During a question-and-answer session, Whited said UP did furlough slightly less than 100 mechanical employees earlier in the fall, but all were offered opportunities elsewhere in the company. “A number of them took us up and said, ‘Yes, I’d like to work in another location,’” she said. “So the net furlough was not that many.”

UP is “actively hiring” in several locations, Whited said. Hiring is particularly difficult in areas with significant needs but where the population base isn’t high; North Platte, Nebraska, site of a giant rail yard, was cited as an example.

Oberman in his address returned to a familiar theme: Railroads, in this case UP, are too focused on shareholder returns to adequately service their networks.

He cited an email sent by the company to its workforce about the latest round of layoffs that said the cuts were as a result of “budget controls in today’s business environment.”

“In other words, the most natural explanation for these furloughs and reduction is to make the financials look better,” Oberman said.

“What’s troubling is that I fully expect that Wall Street analysts will know that these adjustments to the financial statements don’t reflect real improvement in performance,” Oberman said. “They’re just accounting maneuvers aimed at supporting the UP stock price.”

That stock price has hardly been a high flier; in the last 52 weeks, it’s up about 3.3%. But that’s better than Norfolk Southern (down about 16.6%) and CSX (barely more than flat for the year).

Oberman said the furloughs are coming after UP has been the only Class I railroad to have service embargoes in the last year, a situation that led to Midwest congressional representatives asking the STB to take steps to ease the squeeze. 

Among the focus of Oberman’s praise was NS CEO Alan Shaw. Oberman said that on a recent earnings call, Shaw was “met with significant pushback from a number of analysts over a difficult financial picture this year, to a large extent caused by a unique event,” a reference to the East Palestine, Ohio, derailment in early February. 

During his presentation at RailTrends, Oberman referred to the “cult of the OR.”

According to a transcript of that earnings call, Shaw made the following statement that likely would have aligned with what Oberman was talking about: “Look, we’re committed to industry-competitive margins. We said that from the get-go. We’ve also said that returns follow the investment. We’re investing over the long term and we’re not going to chase short-term [operating ratio] targets.”

Before Whited took to the stage at RailTrends on Friday, UP released a statement pushing back on Oberman’s comments, without identifying him by name.

“Accusations that Union Pacific does not invest in its infrastructure and maintenance are untrue,” the statement said. “This year alone, the railroad will spend $3.7 billion on capital investment, of which a significant portion is allotted for maintenance.”

As to the furloughs, the UP statement said those moves are “part of the capital planning process.”

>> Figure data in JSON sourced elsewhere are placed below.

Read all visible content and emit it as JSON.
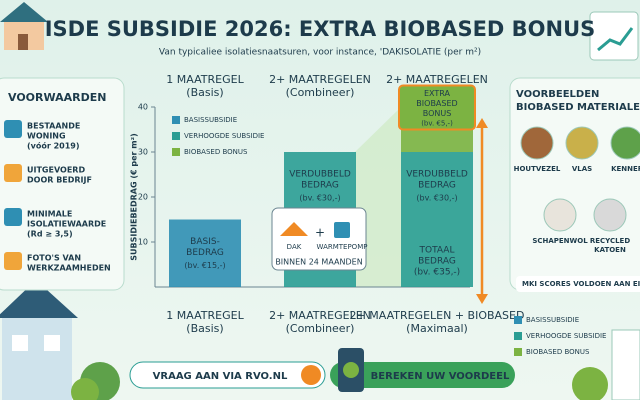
{
  "header": {
    "title": "ISDE SUBSIDIE 2026: EXTRA BIOBASED BONUS",
    "subtitle": "Van typicaliee isolatiesnaatsuren, voor instance, 'DAKISOLATIE (per m²)"
  },
  "conditions": {
    "title": "VOORWAARDEN",
    "items": [
      [
        "BESTAANDE",
        "WONING",
        "(vóór 2019)"
      ],
      [
        "UITGEVOERD",
        "DOOR BEDRIJF"
      ],
      [
        "MINIMALE",
        "ISOLATIEWAARDE",
        "(Rd ≥ 3,5)"
      ],
      [
        "FOTO'S VAN",
        "WERKZAAMHEDEN"
      ]
    ]
  },
  "materials": {
    "title": [
      "VOORBEELDEN",
      "BIOBASED MATERIALEN"
    ],
    "items": [
      [
        "HOUTVEZEL"
      ],
      [
        "VLAS"
      ],
      [
        "KENNEP"
      ],
      [
        "SCHAPENWOL"
      ],
      [
        "RECYCLED",
        "KATOEN"
      ]
    ],
    "note": "MKI SCORES VOLDOEN AAN EISEN"
  },
  "chart_data": {
    "type": "bar",
    "stacked": true,
    "headers": [
      [
        "1 MAATREGEL",
        "(Basis)"
      ],
      [
        "2+ MAATREGELEN",
        "(Combineer)"
      ],
      [
        "2+ MAATREGELEN",
        "(Maximaal)"
      ]
    ],
    "categories": [
      [
        "1 MAATREGEL",
        "(Basis)"
      ],
      [
        "2+ MAATREGELEN",
        "(Combineer)"
      ],
      [
        "2+ MAATREGELEN + BIOBASED",
        "(Maximaal)"
      ]
    ],
    "y_label": "SUBSIDIEBEDRAG (€ per m²)",
    "ylim": [
      0,
      40
    ],
    "yticks": [
      10,
      20,
      30,
      40
    ],
    "series": [
      {
        "name": "BASISSUBSIDIE",
        "color": "#2f8fb3",
        "values": [
          15,
          null,
          null
        ],
        "labels": [
          [
            "BASIS-",
            "BEDRAG"
          ],
          null,
          null
        ],
        "value_labels": [
          "(bv. €15,-)",
          null,
          null
        ]
      },
      {
        "name": "VERHOOGDE SUBSIDIE",
        "color": "#2a9d93",
        "values": [
          null,
          30,
          30
        ],
        "labels": [
          null,
          [
            "VERDUBBELD",
            "BEDRAG"
          ],
          [
            "VERDUBBELD",
            "BEDRAG"
          ]
        ],
        "value_labels": [
          null,
          "(bv. €30,-)",
          "(bv. €30,-)"
        ]
      },
      {
        "name": "BIOBASED BONUS",
        "color": "#7cb342",
        "values": [
          null,
          null,
          5
        ],
        "labels": [
          null,
          null,
          [
            "EXTRA",
            "BIOBASED",
            "BONUS"
          ]
        ],
        "value_labels": [
          null,
          null,
          "(bv. €5,-)"
        ]
      }
    ],
    "total": [
      "TOTAAL",
      "BEDRAG",
      "(bv. €35,-)"
    ],
    "callout": {
      "items": [
        "DAK",
        "WARMTEPOMP"
      ],
      "text": "BINNEN 24 MAANDEN"
    }
  },
  "actions": {
    "apply": "VRAAG AAN VIA RVO.NL",
    "calculate": "BEREKEN UW VOORDEEL"
  }
}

Oberman touched on some of the same themes as he did in 2022: spending too much money on distributing profits to investors and too little on infrastructure. He said in the last 14 years, railroads “have extracted $253 billion — that’s over a quarter of a trillion in profits — out of their businesses and sent them back to their shareholders in buybacks or dividends.”

During that time, the Class I railroads spent only $40 billion on what he called “expansion capital,” which is not normal maintenance but would “add to the railroads’ capacity to operate faster and more reliably.”

UP’s current quarterly dividend is $1.30 per share. It was raised to that level from $1.13 at the end of May 2022. It has held at the $1.30 level for six consecutive quarters. That is a relatively long stretch compared to the historic UP dividend history, recently surpassed only by a seven-quarter stretch during the heart of the pandemic.

At a yield of about 2.35%, it is about 20 basis points less than the payout at NS (NYSE: NSC) but more than 100 bps higher than CSX.